Ermittlungskosten bei Pflichtverletzungen
eines Arbeitnehmers
BAG, Urteil vom 29.04.2021
(Az.: 8 AZR 276/20)

Ausgabe 45 | Juni 2021
Nach mehreren anonymen Verdachtsmeldungen wegen eventueller Compliance-Verstöße des als Leiter des Zentralbereichs Einkauf beschäftigten Klägers veranlasste die Arbeitgeberin eine Untersuchung unter Einschaltung einer hierauf spezialisierten Anwaltskanzlei. Für ihre Tätigkeit stellte die Anwaltskanzlei der Arbeitgeberin 209.679,68 Euro in Rechnung. Auf Grundlage dieses Untersuchungsberichts kündigte die Arbeitgeberin dem Kläger wegen des Verstoßes gegen das Schmiergeldverbot, Abrechnung privater Auslagen auf Kosten der Arbeitgeberin und mehrfachen Spesenbetrugs fristlos, hilfsweise ordentlich. Die gegen die Kündigung erhobene Klage wurde abgewiesen. Im Kündigungsschutzverfahren erhob die Arbeitgeberin Widerklage und verlangte Ersatz der ihr von der Anwaltskanzlei berechneten Ermittlungskosten.

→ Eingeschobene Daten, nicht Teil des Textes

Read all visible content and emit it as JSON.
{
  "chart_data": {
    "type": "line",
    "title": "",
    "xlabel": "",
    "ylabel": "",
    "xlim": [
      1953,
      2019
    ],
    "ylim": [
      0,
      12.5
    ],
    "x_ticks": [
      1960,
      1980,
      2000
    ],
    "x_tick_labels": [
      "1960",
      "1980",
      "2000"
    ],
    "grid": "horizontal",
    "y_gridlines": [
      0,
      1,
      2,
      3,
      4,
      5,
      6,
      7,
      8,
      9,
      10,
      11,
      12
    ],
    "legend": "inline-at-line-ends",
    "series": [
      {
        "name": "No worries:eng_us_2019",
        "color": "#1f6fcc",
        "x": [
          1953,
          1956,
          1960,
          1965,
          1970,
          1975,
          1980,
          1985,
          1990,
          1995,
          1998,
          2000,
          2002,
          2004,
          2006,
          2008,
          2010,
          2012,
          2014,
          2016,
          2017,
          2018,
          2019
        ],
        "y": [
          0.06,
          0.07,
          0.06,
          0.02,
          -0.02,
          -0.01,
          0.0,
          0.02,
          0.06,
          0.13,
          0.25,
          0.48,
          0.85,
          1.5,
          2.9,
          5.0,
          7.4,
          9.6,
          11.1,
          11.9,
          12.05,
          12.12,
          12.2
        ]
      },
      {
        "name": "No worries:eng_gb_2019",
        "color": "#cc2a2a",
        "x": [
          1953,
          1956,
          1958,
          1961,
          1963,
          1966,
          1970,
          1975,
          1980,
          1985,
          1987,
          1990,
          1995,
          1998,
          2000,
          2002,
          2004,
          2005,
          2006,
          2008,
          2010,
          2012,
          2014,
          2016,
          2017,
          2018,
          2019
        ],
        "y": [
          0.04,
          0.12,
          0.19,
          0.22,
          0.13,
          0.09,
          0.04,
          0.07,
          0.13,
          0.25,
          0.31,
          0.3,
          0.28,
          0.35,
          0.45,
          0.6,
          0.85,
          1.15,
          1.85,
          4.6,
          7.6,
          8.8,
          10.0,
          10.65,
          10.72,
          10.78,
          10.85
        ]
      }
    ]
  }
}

Das Arbeitsgericht wies die Widerklage ab, das LAG Baden-Württemberg sprach der Arbeitgeberin einen Ersatzanspruch in Höhe von 66.500 Euro zu. Die hiergegen eingelegte Revision des Klägers hatte Erfolg.

Das BAG stellte klar, dass ein Arbeitgeber vom Arbeitnehmer die durch das Tätigwerden einer spezialisierten Anwaltskanzlei entstandenen notwendigen Kosten grundsätzlich ersetzt verlangen kann, wenn die Beauftragung mit den Ermittlungen anlässlich eines konkreten Verdachts einer erheblichen Verfehlung des Arbeitnehmers erfolgt ist und der Arbeitnehmer einer schwerwiegenden vorsätzlichen Vertragspflichtverletzung überführt wird.

Die Grenze der Ersatzpflicht richte sich nach dem, was ein vernünftiger, wirtschaftlich denkender Mensch nach den Umständen des Falles zur Beseitigung der Störung oder zur Schadensverhütung nicht nur als zweckmäßig, sondern als erforderlich getan haben würde.

Im vorliegenden Fall scheiterte der Erstattungsanspruch jedoch daran, dass die Arbeitgeberin nicht substantiiert dargelegt hatte, welche konkreten Tätigkeiten bzw. Ermittlungen wann und in welchem zeitlichen Umfang wegen welchen konkreten Verdachts unternommen worden waren.